Quobly closes €115M Series A to industrialize FD-SOI silicon spin-qubit processors
On 2026-06-03 Grenoble-based Quobly announced the closing of a €115 million Series A to industrialize its silicon-based (FD-SOI) spin-qubit processors and deploy a first cloud-accessible commercial system under its Alloy product line by the end of 2026. Per Quobly's own release the round is led by Bpifrance (via the France 2030 Deep Tech 2030 fund), SEALSQ (Nasdaq: LAES), and STMicroelectronics, with participation from the European Innovation Council (EIC Fund), Blast, ALIAD (Air Liquide Venture Capital), and existing investor Innovacom; named existing shareholders include the CEA, CNRS, Quantonation, and Supernova Invest. SEALSQ's own release characterizes the round as €130 million and states the investment was made via its SEALQUANTUM.com Quantum Fund (grown to a $200M allocation), adding Isalt and BPI France to the named lead group and that SEALSQ CEO Carlos Moreira will join Quobly's board.
A €115M (~$125M) Series A for a credible silicon-spin-qubit hardware company sits at the top of the §8.2 score-7 band for a hardware-startup Series A ($50–150M), and concentrates sovereign-industrial European capital (Bpifrance/France 2030, STMicroelectronics, SEALSQ) behind a CMOS/FD-SOI manufacturing path that — if it reaches the stated end-2026 commercial deployment — is one of the few quantum approaches leveraging an existing semiconductor foundry supply chain.
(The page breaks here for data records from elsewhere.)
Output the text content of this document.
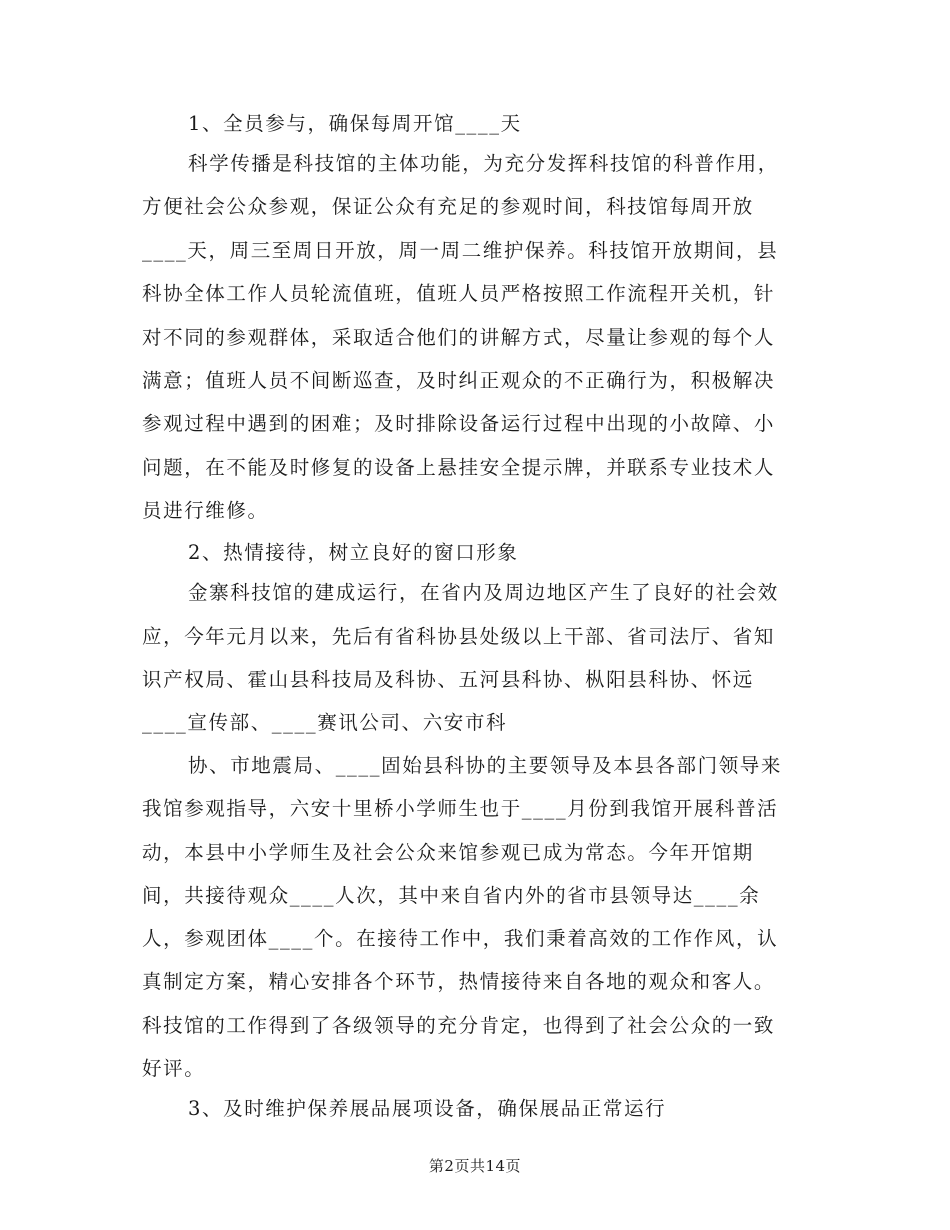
1、全员参与，确保每周开馆____天
科学传播是科技馆的主体功能，为充分发挥科技馆的科普作用，
方便社会公众参观，保证公众有充足的参观时间，科技馆每周开放
____天，周三至周日开放，周一周二维护保养。科技馆开放期间，县
科协全体工作人员轮流值班，值班人员严格按照工作流程开关机，针
对不同的参观群体，采取适合他们的讲解方式，尽量让参观的每个人
满意；值班人员不间断巡查，及时纠正观众的不正确行为，积极解决
参观过程中遇到的困难；及时排除设备运行过程中出现的小故障、小
问题，在不能及时修复的设备上悬挂安全提示牌，并联系专业技术人
员进行维修。
2、热情接待，树立良好的窗口形象
金寨科技馆的建成运行，在省内及周边地区产生了良好的社会效
应，今年元月以来，先后有省科协县处级以上干部、省司法厅、省知
识产权局、霍山县科技局及科协、五河县科协、枞阳县科协、怀远
____宣传部、____赛讯公司、六安市科
协、市地震局、____固始县科协的主要领导及本县各部门领导来
我馆参观指导，六安十里桥小学师生也于____月份到我馆开展科普活
动，本县中小学师生及社会公众来馆参观已成为常态。今年开馆期
间，共接待观众____人次，其中来自省内外的省市县领导达____余
人，参观团体____个。在接待工作中，我们秉着高效的工作作风，认
真制定方案，精心安排各个环节，热情接待来自各地的观众和客人。
科技馆的工作得到了各级领导的充分肯定，也得到了社会公众的一致
好评。
3、及时维护保养展品展项设备，确保展品正常运行
第2页共14页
The STMicroelectronics manufacturing partnership and SEALSQ board seat tie a public post-quantum-security vendor and a volume CMOS foundry to a spin-qubit roadmap, positioning silicon-spin as a European sovereign-stack play against the better-capitalized superconducting and neutral-atom incumbents; execution risk centers on whether FD-SOI qubit uniformity and control scale as cleanly as the semiconductor-manufacturing narrative implies.